In the buildup of national elections, once again a major influence remains the elephant in the room. I’m referring to the legacy – make that plural, legacies – of the hippie outburst, especially in contrast to those on the Vietnam war side of the divide.

The wounds and tensions haven’t gone away. Just look at the continuing proliferation of POW-MIA black flags across the landscape, on one side.

For the other, the lines are much more hazy yet festering. As I’ve been arguing, hippies came – and still come – in all varieties and degrees, and likely nobody ever fit what’s become the media stereotype. With the end of the military draft, the movement lost a crucial motivating force and focusing definition.

Complicating the situation was the distancing many youths on the antiwar side felt when it came to politics. With its support of the military at the time, liberal politics were tainted with outdated Cold War ideologies like those of the conservative side. For hippies, radical was the label of honor. And the Democratic Party base of the left was splintered as its youthful potential allies had nowhere to turn or direct their forces in the political arena.

The horror meant going from a hawkish LBJ administration to one of Richard Nixon.

Fast-forward now to the present American landscape. Gone are the grandparents and parents of many of the now senior baby boomers – the core of the hippie movement versus the older generations. Yet political candidates still tiptoe around many of the reality issues, beginning with marijuana and other illicit substances, as if they’re too hot to touch. Let’s get real. Want to talk about litmus tests?

As we look at candidates, ask where each stands on a scale of continuing issues from the hippie stream. I find it enlightening.

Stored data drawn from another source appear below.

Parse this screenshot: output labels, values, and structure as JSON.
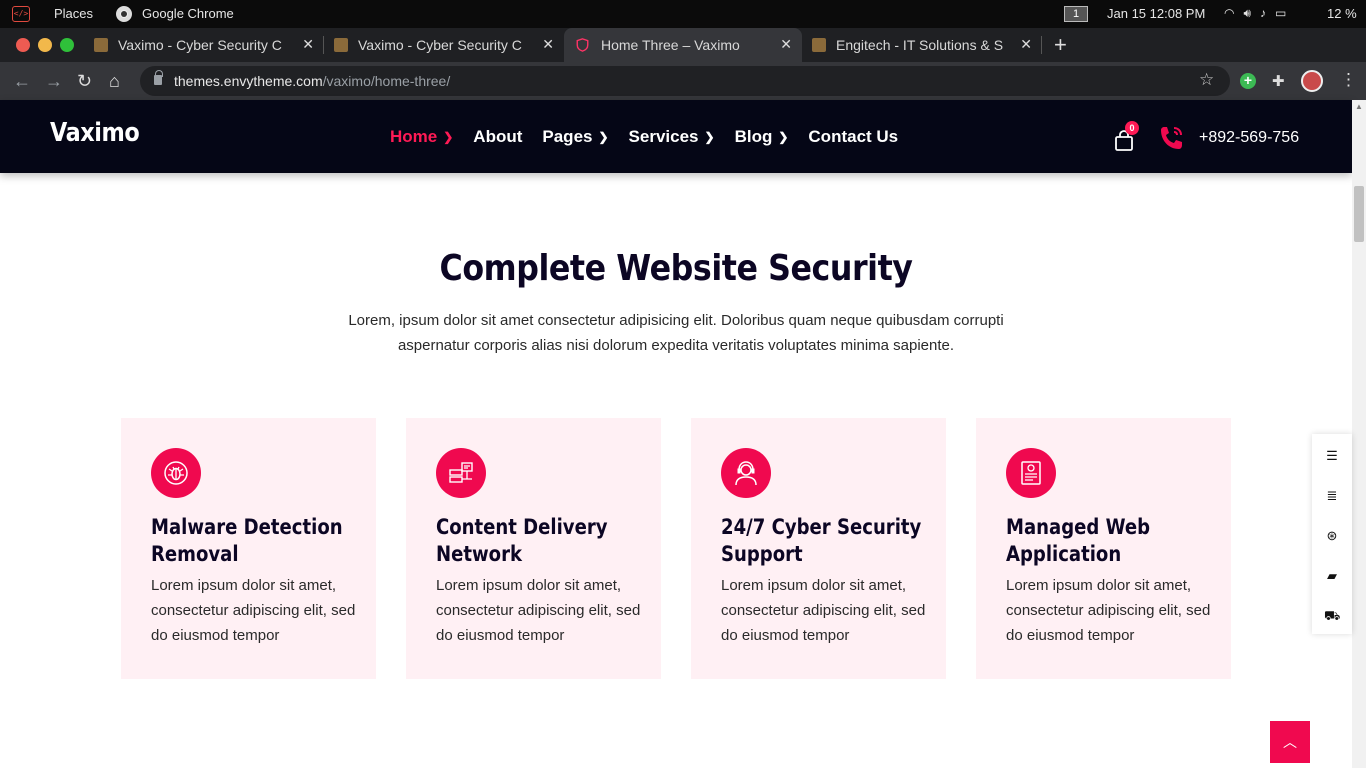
{
  "os": {
    "places": "Places",
    "app": "Google Chrome",
    "workspace": "1",
    "clock": "Jan 15  12:08 PM",
    "battery": "12 %"
  },
  "tabs": [
    {
      "title": "Vaximo - Cyber Security C"
    },
    {
      "title": "Vaximo - Cyber Security C"
    },
    {
      "title": "Home Three – Vaximo"
    },
    {
      "title": "Engitech - IT Solutions & S"
    }
  ],
  "address": {
    "host": "themes.envytheme.com",
    "path": "/vaximo/home-three/"
  },
  "site": {
    "logo": "Vaximo",
    "nav": [
      {
        "label": "Home",
        "has_chevron": true
      },
      {
        "label": "About",
        "has_chevron": false
      },
      {
        "label": "Pages",
        "has_chevron": true
      },
      {
        "label": "Services",
        "has_chevron": true
      },
      {
        "label": "Blog",
        "has_chevron": true
      },
      {
        "label": "Contact Us",
        "has_chevron": false
      }
    ],
    "cart_count": "0",
    "phone": "+892-569-756",
    "accent": "#f0094f"
  },
  "section": {
    "title": "Complete Website Security",
    "description": "Lorem, ipsum dolor sit amet consectetur adipisicing elit. Doloribus quam neque quibusdam corrupti aspernatur corporis alias nisi dolorum expedita veritatis voluptates minima sapiente."
  },
  "cards": [
    {
      "icon": "bug-icon",
      "title": "Malware Detection Removal",
      "text": "Lorem ipsum dolor sit amet, consectetur adipiscing elit, sed do eiusmod tempor"
    },
    {
      "icon": "server-icon",
      "title": "Content Delivery Network",
      "text": "Lorem ipsum dolor sit amet, consectetur adipiscing elit, sed do eiusmod tempor"
    },
    {
      "icon": "support-agent-icon",
      "title": "24/7 Cyber Security Support",
      "text": "Lorem ipsum dolor sit amet, consectetur adipiscing elit, sed do eiusmod tempor"
    },
    {
      "icon": "web-app-icon",
      "title": "Managed Web Application",
      "text": "Lorem ipsum dolor sit amet, consectetur adipiscing elit, sed do eiusmod tempor"
    }
  ],
  "side_tools": [
    "align-left-icon",
    "list-icon",
    "lifebuoy-icon",
    "book-icon",
    "cart-icon"
  ]
}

  • Peace and social justice activism.
  • Sexual equality … including abortion rights.
  • Racial equality.
  • Environmental and ecological issues, including the outdoors.
  • Educational alternatives and opportunities.
  • Sustainable economics and fair trade.
  • Spirituality and radical religion.
  • Fitness along the lines of yoga, bicycling, kayaking, hiking.
  • Organic and natural foods.
  • Marijuana reform.
  • Arts and crafts.
  • Community as common wealth, including health care.
  • Labor as a matter of respect and a livable income.

Well, we have Bernie running straight true to the cause. Hillary, more cautiously so. But on the right? Let me suggest being wary of anyone in the pro-war camp who hasn’t served. Period. As for other life experiences?